Monday, November 18, 2024

The First Salute – Barbara Tuchman, 1988 ★★½

Helping America Happen

Creating the United States was the work of more than one nation. What commercial and strategic concerns went into its birth? And what really cost the British crown their 13 colonies?

Barbara Tuchman takes a long view in appreciating the forces at play in the struggle, for example spotlighting the Netherlands’ bloody overthrow of Catholic rule in the 1500s. Subtitled “A View of the American Revolution,” the book explains how French and Dutch support, along with British ineptitude, helped realize the United States.

If you can tolerate the author hopping approach to developing a thesis and multiple detours into 20th century politics, you may enjoy this colorful, fast-moving-once-it-gets-going account.

Saturday, November 9, 2024

80 Million Eyes – Ed McBain, 1966 ★★

Lights, Cameras, Murder

If a sign of a great author is making a book readable even when there is little in way of story, then here is Exhibit A in Ed McBain’s greatness.
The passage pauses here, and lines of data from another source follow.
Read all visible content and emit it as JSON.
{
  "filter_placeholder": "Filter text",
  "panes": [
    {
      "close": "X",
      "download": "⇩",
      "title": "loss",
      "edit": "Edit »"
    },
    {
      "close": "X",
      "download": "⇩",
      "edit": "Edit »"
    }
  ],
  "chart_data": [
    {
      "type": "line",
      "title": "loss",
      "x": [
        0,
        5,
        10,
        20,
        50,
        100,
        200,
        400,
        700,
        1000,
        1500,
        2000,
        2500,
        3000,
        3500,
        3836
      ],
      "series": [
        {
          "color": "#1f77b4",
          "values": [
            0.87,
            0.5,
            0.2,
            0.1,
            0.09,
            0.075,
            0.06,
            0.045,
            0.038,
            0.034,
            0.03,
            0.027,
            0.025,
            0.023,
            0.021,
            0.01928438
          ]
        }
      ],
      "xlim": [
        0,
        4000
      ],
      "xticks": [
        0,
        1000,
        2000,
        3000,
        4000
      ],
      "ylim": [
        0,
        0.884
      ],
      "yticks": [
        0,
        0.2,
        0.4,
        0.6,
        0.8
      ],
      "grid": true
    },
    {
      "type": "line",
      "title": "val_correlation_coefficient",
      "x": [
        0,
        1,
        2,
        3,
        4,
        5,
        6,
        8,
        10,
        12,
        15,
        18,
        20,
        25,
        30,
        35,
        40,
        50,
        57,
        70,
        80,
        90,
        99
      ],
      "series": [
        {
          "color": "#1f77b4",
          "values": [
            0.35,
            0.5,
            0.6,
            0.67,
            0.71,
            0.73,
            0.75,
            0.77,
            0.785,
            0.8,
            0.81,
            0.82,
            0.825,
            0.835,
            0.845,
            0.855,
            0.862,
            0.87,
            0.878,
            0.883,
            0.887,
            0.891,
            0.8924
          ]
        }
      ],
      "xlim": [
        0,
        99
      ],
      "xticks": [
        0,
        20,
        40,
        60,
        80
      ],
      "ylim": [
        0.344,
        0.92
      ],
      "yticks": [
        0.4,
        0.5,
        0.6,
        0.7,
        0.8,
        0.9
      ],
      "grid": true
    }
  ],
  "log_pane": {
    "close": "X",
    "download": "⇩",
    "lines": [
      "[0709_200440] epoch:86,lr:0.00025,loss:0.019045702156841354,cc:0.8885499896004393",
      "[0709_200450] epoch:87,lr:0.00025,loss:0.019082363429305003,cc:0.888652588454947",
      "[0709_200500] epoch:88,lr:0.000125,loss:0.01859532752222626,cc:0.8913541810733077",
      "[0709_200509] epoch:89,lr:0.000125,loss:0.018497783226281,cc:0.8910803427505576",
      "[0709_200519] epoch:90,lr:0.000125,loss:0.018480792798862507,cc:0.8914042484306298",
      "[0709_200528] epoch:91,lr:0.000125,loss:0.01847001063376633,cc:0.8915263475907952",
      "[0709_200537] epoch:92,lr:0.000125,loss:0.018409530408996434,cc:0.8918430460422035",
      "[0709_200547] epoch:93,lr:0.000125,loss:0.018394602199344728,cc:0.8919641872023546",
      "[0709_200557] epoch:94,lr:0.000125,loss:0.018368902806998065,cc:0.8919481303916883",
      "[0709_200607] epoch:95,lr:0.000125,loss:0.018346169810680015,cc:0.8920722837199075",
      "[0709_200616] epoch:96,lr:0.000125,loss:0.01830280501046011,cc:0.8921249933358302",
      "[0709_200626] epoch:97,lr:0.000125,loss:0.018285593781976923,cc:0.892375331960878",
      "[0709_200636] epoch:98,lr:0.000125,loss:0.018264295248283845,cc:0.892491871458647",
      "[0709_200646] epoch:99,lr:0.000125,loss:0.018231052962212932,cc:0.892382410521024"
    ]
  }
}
This book is fast-paced and gripping, capturing authentic moments of life on its margins. But the plotwork falls short of form.

If you are already familiar with and enjoy the 87th Precinct series of police procedurals, you can find things to extend your engagement with the series. But if you are a newbie wanting to give McBain a fair shot, this is not the book to start on.

80 Million Eyes is more a killer-and-filler entry.

Sunday, November 3, 2024

The Bill James Baseball Abstract 1988 – Bill James, 1988 ★★★★

Knowing When to Leave

Bill James often talked about baseball careers being like watermelons. Even with the best of them, you had what he called the meat of the melon, the center part that was the ripest and easiest section to enjoy, but to get to them, you have to deal with rinds.

“Whenever you sign a player over the age of 28, you are buying into a market that is certain to decline,” he writes about the 1987 Baltimore Orioles, a team with a fair number of 30-and-over players.

Age is the great killer of talent, James would say. Apparently, the same thinking guided James himself, who made the 1988 edition of the Bill James Baseball Abstract his swansong, just a dozen years after it began. In a postscript, he claims to have lost his joy.